The peaceful and beautiful surroundings of Tel Samaria have a stark contrast to its history. I could almost catch the echoes of the bloody past that raged there.
Although Jeroboam II gave Samaria its heyday of success, God called it a failure. The Prophet Amos spoke against the godless leaders:
Woe to those who are at ease in Zion, and to those who feel secure in the mountain of Samaria . . . those who recline on beds of ivory . . . Therefore, they will now go into exile at the head of the exiles. —Amos 6:1, 4, 7
Some of the carved ivory pieces Amos mentioned appear on display in today’s Rockefeller Museum in Jerusalem. They represent a prosperity that came at the price of a compromised relationship with God. As a result, Israel went into exile.

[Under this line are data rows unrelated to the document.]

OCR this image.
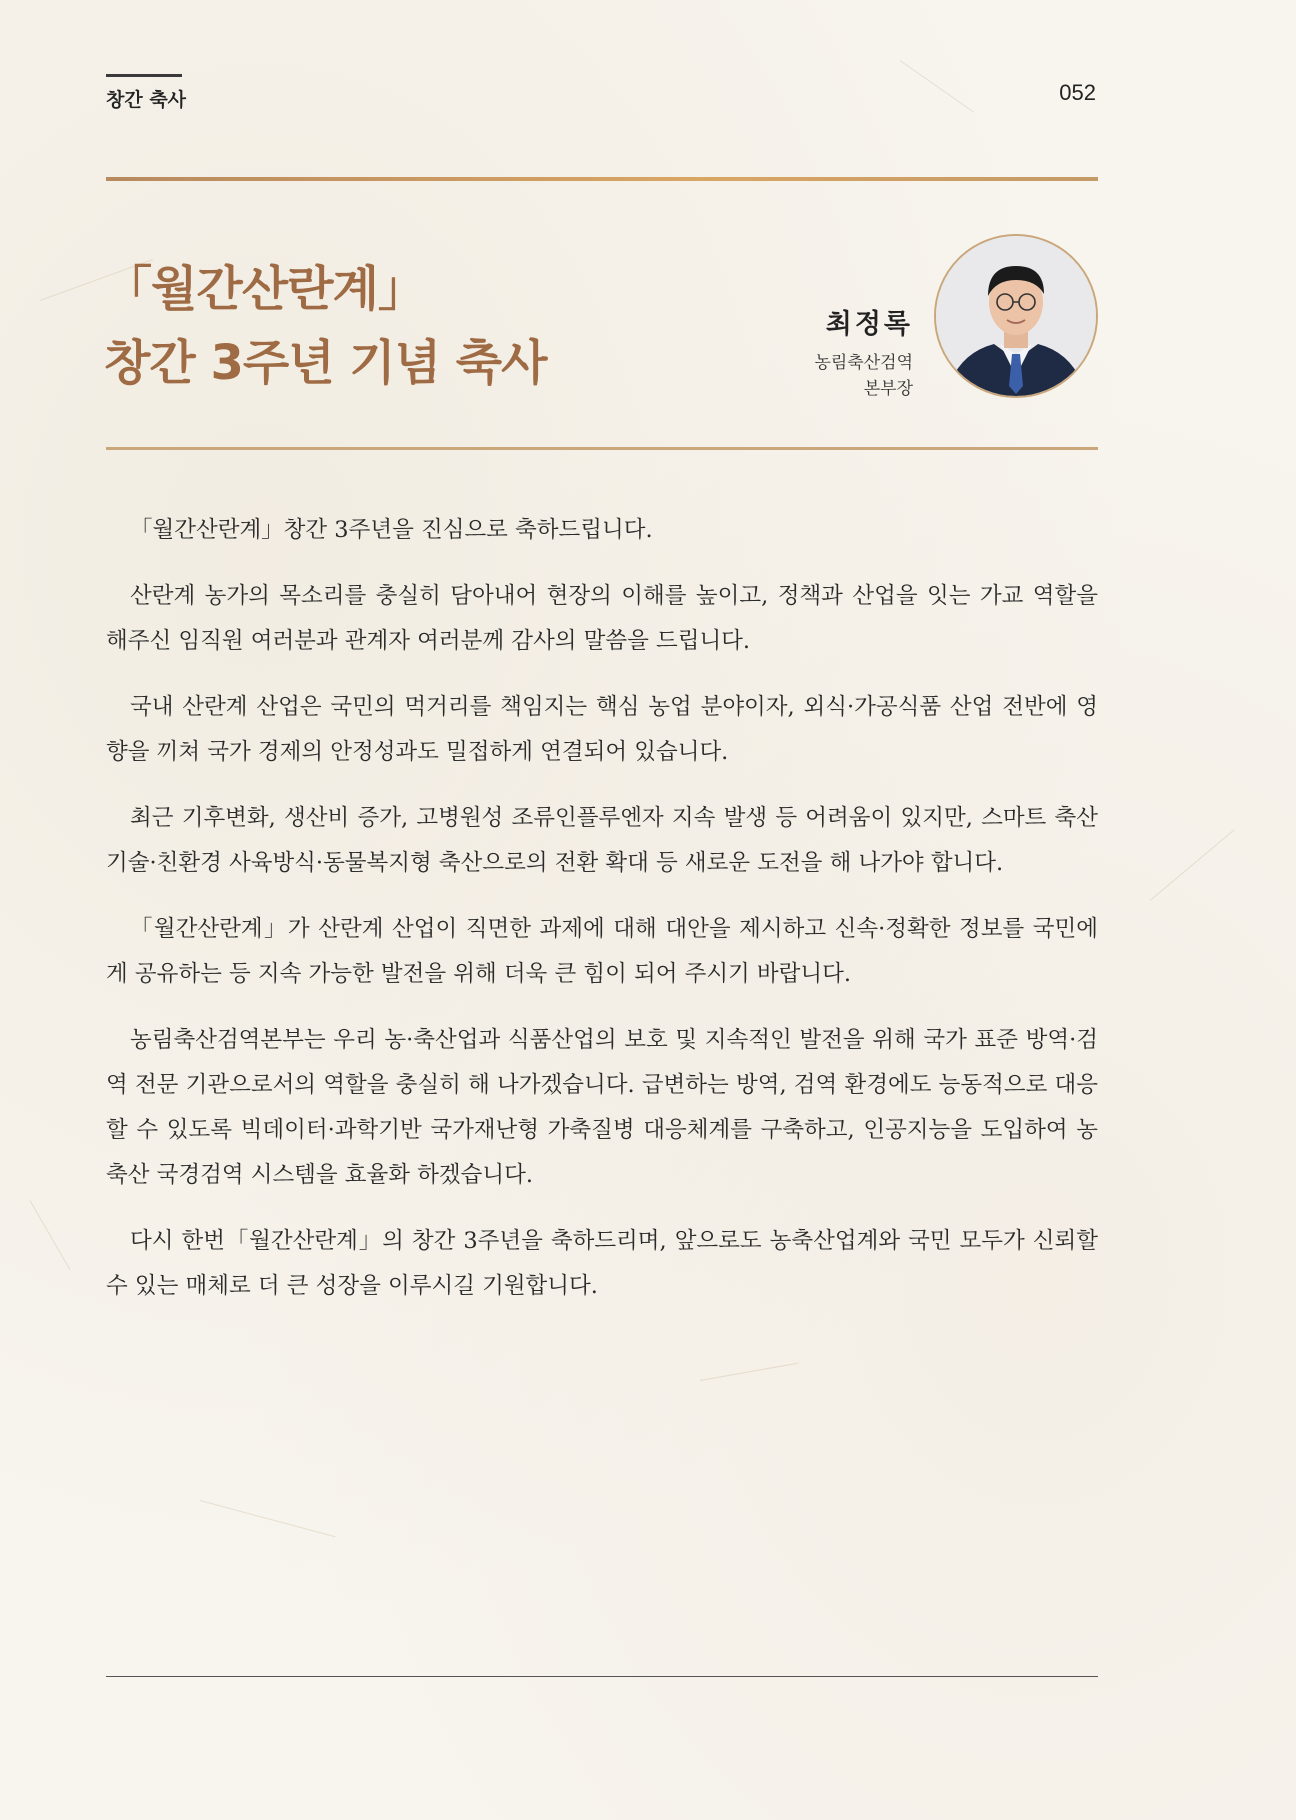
창간 축사	052
「월간산란계」
창간 3주년 기념 축사
최정록
농림축산검역
본부장

「월간산란계」창간 3주년을 진심으로 축하드립니다.

산란계 농가의 목소리를 충실히 담아내어 현장의 이해를 높이고, 정책과 산업을 잇는 가교 역할을 해주신 임직원 여러분과 관계자 여러분께 감사의 말씀을 드립니다.

국내 산란계 산업은 국민의 먹거리를 책임지는 핵심 농업 분야이자, 외식·가공식품 산업 전반에 영향을 끼쳐 국가 경제의 안정성과도 밀접하게 연결되어 있습니다.

최근 기후변화, 생산비 증가, 고병원성 조류인플루엔자 지속 발생 등 어려움이 있지만, 스마트 축산 기술·친환경 사육방식·동물복지형 축산으로의 전환 확대 등 새로운 도전을 해 나가야 합니다.

「월간산란계」가 산란계 산업이 직면한 과제에 대해 대안을 제시하고 신속·정확한 정보를 국민에게 공유하는 등 지속 가능한 발전을 위해 더욱 큰 힘이 되어 주시기 바랍니다.

농림축산검역본부는 우리 농·축산업과 식품산업의 보호 및 지속적인 발전을 위해 국가 표준 방역·검역 전문 기관으로서의 역할을 충실히 해 나가겠습니다. 급변하는 방역, 검역 환경에도 능동적으로 대응할 수 있도록 빅데이터·과학기반 국가재난형 가축질병 대응체계를 구축하고, 인공지능을 도입하여 농축산 국경검역 시스템을 효율화 하겠습니다.

다시 한번「월간산란계」의 창간 3주년을 축하드리며, 앞으로도 농축산업계와 국민 모두가 신뢰할 수 있는 매체로 더 큰 성장을 이루시길 기원합니다.
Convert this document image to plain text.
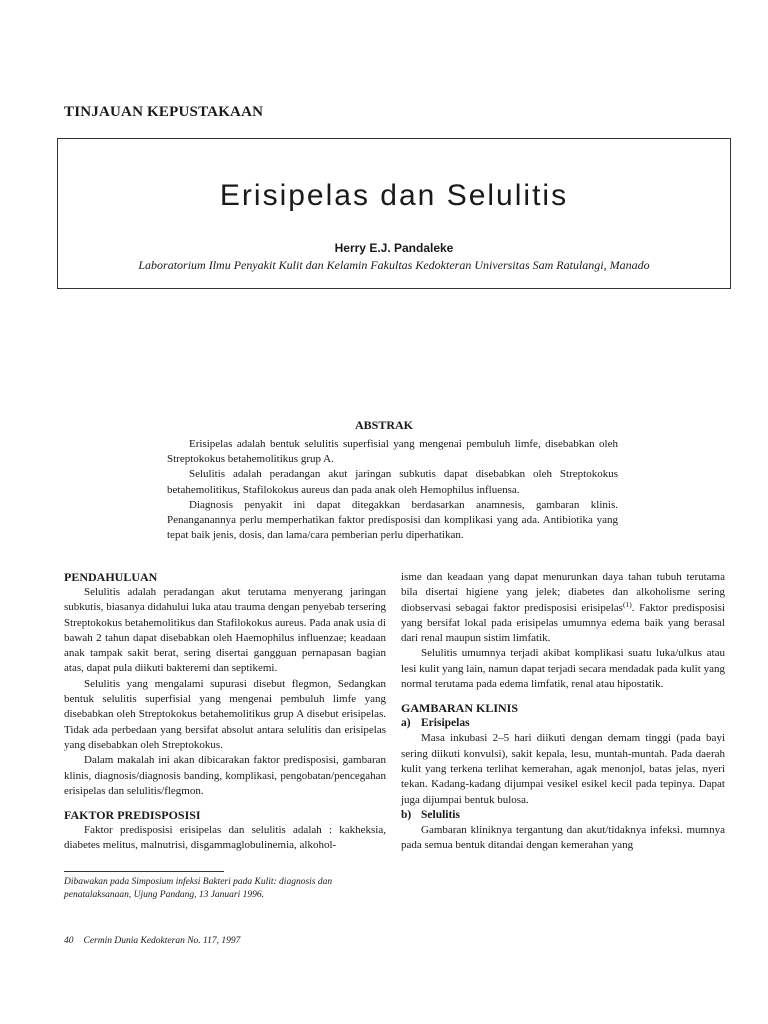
TINJAUAN KEPUSTAKAAN
Erisipelas dan Selulitis
Herry E.J. Pandaleke
Laboratorium Ilmu Penyakit Kulit dan Kelamin Fakultas Kedokteran Universitas Sam Ratulangi, Manado
ABSTRAK

Erisipelas adalah bentuk selulitis superfisial yang mengenai pembuluh limfe, disebabkan oleh Streptokokus betahemolitikus grup A.

Selulitis adalah peradangan akut jaringan subkutis dapat disebabkan oleh Streptokokus betahemolitikus, Stafilokokus aureus dan pada anak oleh Hemophilus influensa.

Diagnosis penyakit ini dapat ditegakkan berdasarkan anamnesis, gambaran klinis. Penanganannya perlu memperhatikan faktor predisposisi dan komplikasi yang ada. Antibiotika yang tepat baik jenis, dosis, dan lama/cara pemberian perlu diperhatikan.

PENDAHULUAN

Selulitis adalah peradangan akut terutama menyerang jaringan subkutis, biasanya didahului luka atau trauma dengan penyebab tersering Streptokokus betahemolitikus dan Stafilokokus aureus. Pada anak usia di bawah 2 tahun dapat disebabkan oleh Haemophilus influenzae; keadaan anak tampak sakit berat, sering disertai gangguan pernapasan bagian atas, dapat pula diikuti bakteremi dan septikemi.

Selulitis yang mengalami supurasi disebut flegmon, Sedangkan bentuk selulitis superfisial yang mengenai pembuluh limfe yang disebabkan oleh Streptokokus betahemolitikus grup A disebut erisipelas. Tidak ada perbedaan yang bersifat absolut antara selulitis dan erisipelas yang disebabkan oleh Streptokokus.

Dalam makalah ini akan dibicarakan faktor predisposisi, gambaran klinis, diagnosis/diagnosis banding, komplikasi, pengobatan/pencegahan erisipelas dan selulitis/flegmon.

FAKTOR PREDISPOSISI

Faktor predisposisi erisipelas dan selulitis adalah : kakheksia, diabetes melitus, malnutrisi, disgammaglobulinemia, alkohol-

isme dan keadaan yang dapat menurunkan daya tahan tubuh terutama bila disertai higiene yang jelek; diabetes dan alkoholisme sering diobservasi sebagai faktor predisposisi erisipelas$^{(1)}$. Faktor predisposisi yang bersifat lokal pada erisipelas umumnya edema baik yang berasal dari renal maupun sistim limfatik.

Selulitis umumnya terjadi akibat komplikasi suatu luka/ulkus atau lesi kulit yang lain, namun dapat terjadi secara mendadak pada kulit yang normal terutama pada edema limfatik, renal atau hipostatik.

GAMBARAN KLINIS
a) Erisipelas

Masa inkubasi 2–5 hari diikuti dengan demam tinggi (pada bayi sering diikuti konvulsi), sakit kepala, lesu, muntah-muntah. Pada daerah kulit yang terkena terlihat kemerahan, agak menonjol, batas jelas, nyeri tekan. Kadang-kadang dijumpai vesikel esikel kecil pada tepinya. Dapat juga dijumpai bentuk bulosa.

b) Selulitis

Gambaran kliniknya tergantung dan akut/tidaknya infeksi. mumnya pada semua bentuk ditandai dengan kemerahan yang

Dibawakan pada Simposium infeksi Bakteri pada Kulit: diagnosis dan penatalaksanaan, Ujung Pandang, 13 Januari 1996.
40 Cermin Dunia Kedokteran No. 117, 1997
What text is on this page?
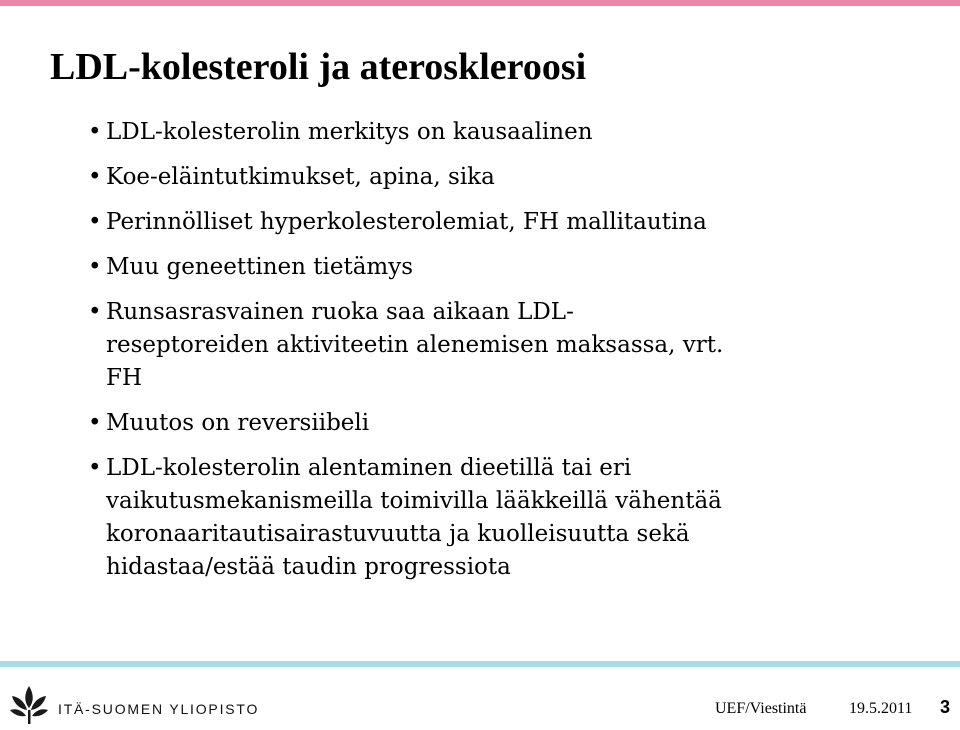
LDL-kolesteroli ja ateroskleroosi
• LDL-kolesterolin merkitys on kausaalinen
• Koe-eläintutkimukset, apina, sika
• Perinnölliset hyperkolesterolemiat, FH mallitautina
• Muu geneettinen tietämys
• Runsasrasvainen ruoka saa aikaan LDL-reseptoreiden aktiviteetin alenemisen maksassa, vrt. FH
• Muutos on reversiibeli
• LDL-kolesterolin alentaminen dieetillä tai eri vaikutusmekanismeilla toimivilla lääkkeillä vähentää koronaaritautisairastuvuutta ja kuolleisuutta sekä hidastaa/estää taudin progressiota
ITÄ-SUOMEN YLIOPISTO	UEF/Viestintä	19.5.2011 3
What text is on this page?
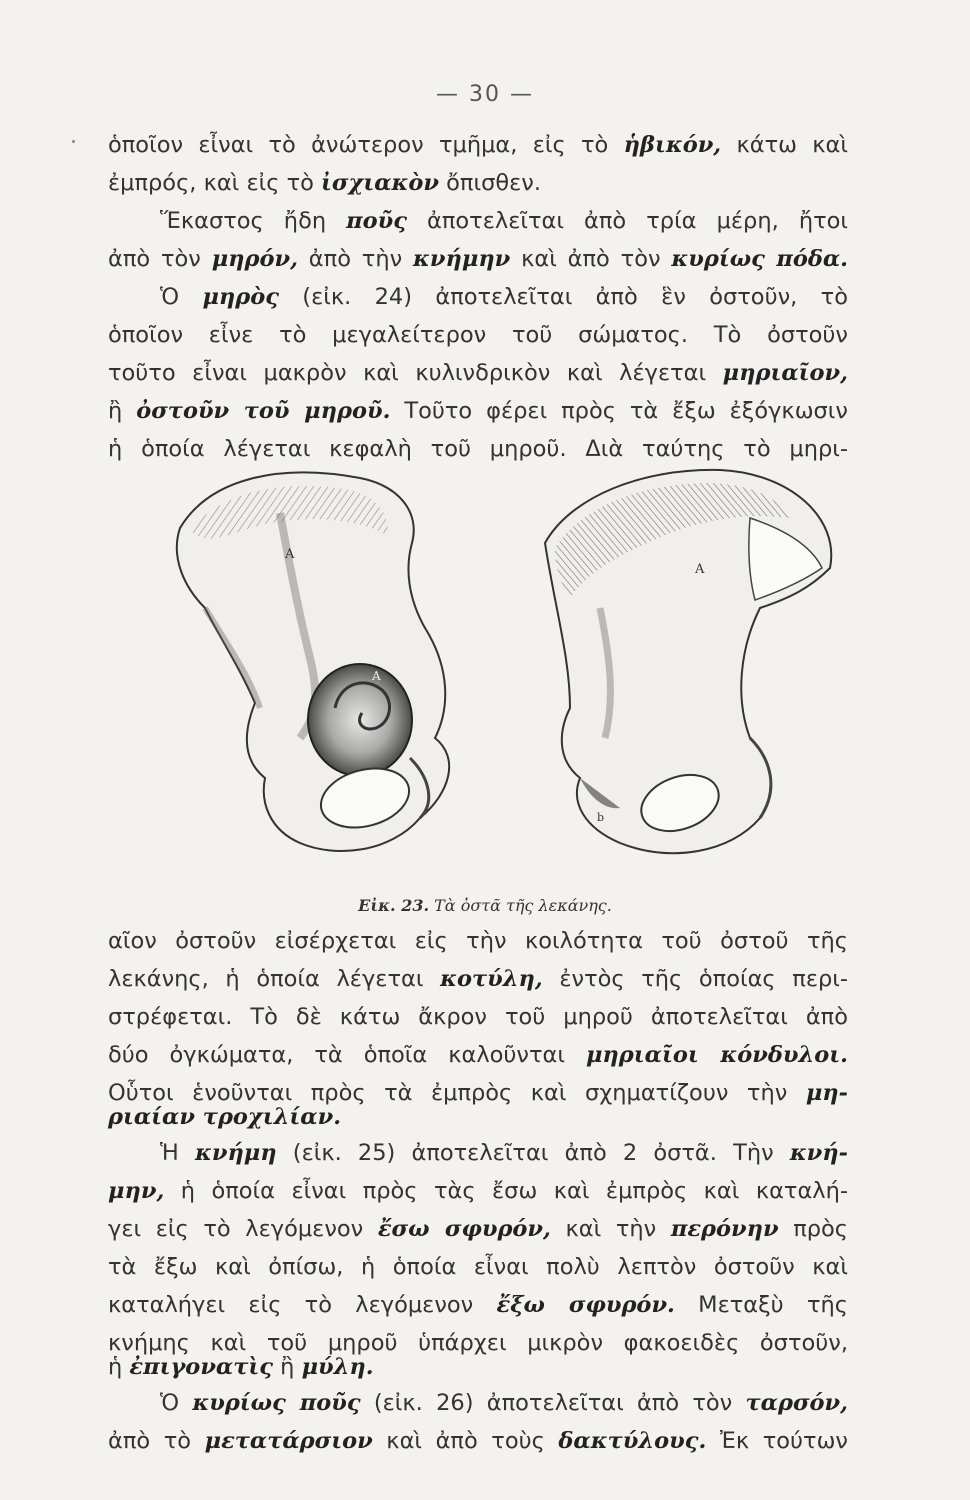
— 30 —
ὁποῖον εἶναι τὸ ἀνώτερον τμῆμα, εἰς τὸ ἡβικόν, κάτω καὶ
ἐμπρός, καὶ εἰς τὸ ἰσχιακὸν ὄπισθεν.
Ἕκαστος ἤδη ποῦς ἀποτελεῖται ἀπὸ τρία μέρη, ἤτοι
ἀπὸ τὸν μηρόν, ἀπὸ τὴν κνήμην καὶ ἀπὸ τὸν κυρίως πόδα.
Ὁ μηρὸς (εἰκ. 24) ἀποτελεῖται ἀπὸ ἓν ὀστοῦν, τὸ
ὁποῖον εἶνε τὸ μεγαλείτερον τοῦ σώματος. Τὸ ὀστοῦν
τοῦτο εἶναι μακρὸν καὶ κυλινδρικὸν καὶ λέγεται μηριαῖον,
ἢ ὀστοῦν τοῦ μηροῦ. Τοῦτο φέρει πρὸς τὰ ἔξω ἐξόγκωσιν
ἡ ὁποία λέγεται κεφαλὴ τοῦ μηροῦ. Διὰ ταύτης τὸ μηρι-
A
A
A
b
Εἰκ. 23. Τὰ ὀστᾶ τῆς λεκάνης.
αῖον ὀστοῦν εἰσέρχεται εἰς τὴν κοιλότητα τοῦ ὀστοῦ τῆς
λεκάνης, ἡ ὁποία λέγεται κοτύλη, ἐντὸς τῆς ὁποίας περι-
στρέφεται. Τὸ δὲ κάτω ἄκρον τοῦ μηροῦ ἀποτελεῖται ἀπὸ
δύο ὀγκώματα, τὰ ὁποῖα καλοῦνται μηριαῖοι κόνδυλοι.
Οὗτοι ἑνοῦνται πρὸς τὰ ἐμπρὸς καὶ σχηματίζουν τὴν μη-
ριαίαν τροχιλίαν.
Ἡ κνήμη (εἰκ. 25) ἀποτελεῖται ἀπὸ 2 ὀστᾶ. Τὴν κνή-
μην, ἡ ὁποία εἶναι πρὸς τὰς ἔσω καὶ ἐμπρὸς καὶ καταλή-
γει εἰς τὸ λεγόμενον ἔσω σφυρόν, καὶ τὴν περόνην πρὸς
τὰ ἔξω καὶ ὀπίσω, ἡ ὁποία εἶναι πολὺ λεπτὸν ὀστοῦν καὶ
καταλήγει εἰς τὸ λεγόμενον ἔξω σφυρόν. Μεταξὺ τῆς
κνήμης καὶ τοῦ μηροῦ ὑπάρχει μικρὸν φακοειδὲς ὀστοῦν,
ἡ ἐπιγονατὶς ἢ μύλη.
Ὁ κυρίως ποῦς (εἰκ. 26) ἀποτελεῖται ἀπὸ τὸν ταρσόν,
ἀπὸ τὸ μετατάρσιον καὶ ἀπὸ τοὺς δακτύλους. Ἐκ τούτων
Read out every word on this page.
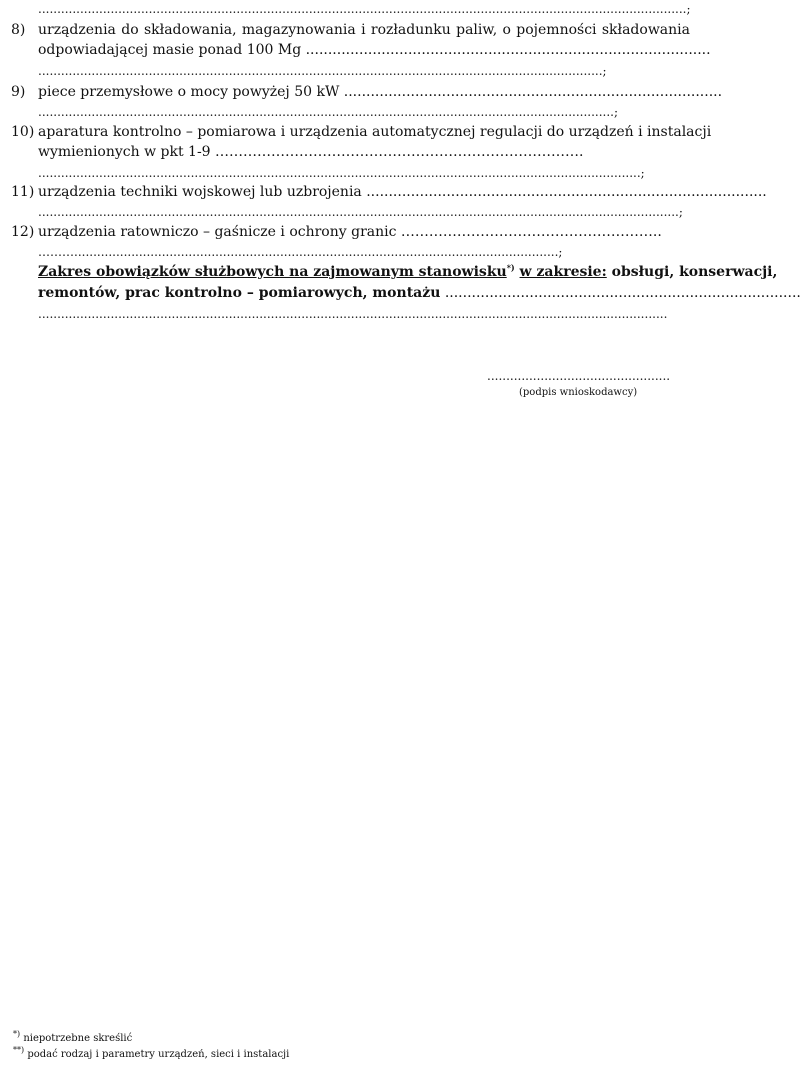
..........................................................................................................................................................................;
8) urządzenia do składowania, magazynowania i rozładunku paliw, o pojemności składowania
odpowiadającej masie ponad 100 Mg ...........................................................................................
....................................................................................................................................................;
9) piece przemysłowe o mocy powyżej 50 kW .....................................................................................
.......................................................................................................................................................;
10) aparatura kontrolno – pomiarowa i urządzenia automatycznej regulacji do urządzeń i instalacji
wymienionych w pkt 1-9 …………………………………………………………………….
..............................................................................................................................................................;
11) urządzenia techniki wojskowej lub uzbrojenia ..........................................................................................
........................................................................................................................................................................;
12) urządzenia ratowniczo – gaśnicze i ochrony granic ………………………………………………..
………...............................................................................................................................;
Zakres obowiązków służbowych na zajmowanym stanowisku*) w zakresie: obsługi, konserwacji,
remontów, prac kontrolno – pomiarowych, montażu ................................................................................
.....................................................................................................................................................................
................................................
(podpis wnioskodawcy)
*) niepotrzebne skreślić
**) podać rodzaj i parametry urządzeń, sieci i instalacji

After the Assyrians dragged the Northern Kingdom into exile in 722 BC, they repopulated the area, producing a mixed breed—partly Jewish, partly Assyrian—called Samaritans. When Alexander the Great placed some Macedonians at Samaria, the religious Samaritans relocated to nearby Mount Gerizim.
Caesar Augustus gave Samaria to Herod the Great, who rebuilt the city to his usual exorbitant standards and renamed the site Sebaste, the Greek name for Augustus.
As I stood on the acropolis, I could see in one glance the crumbling ruins that represented hundreds of years of history.
Like so many great cities of yesteryear, Tel Samaria remains a testimony of all earthly glory.
The only beauty that remains is what God put there to begin with.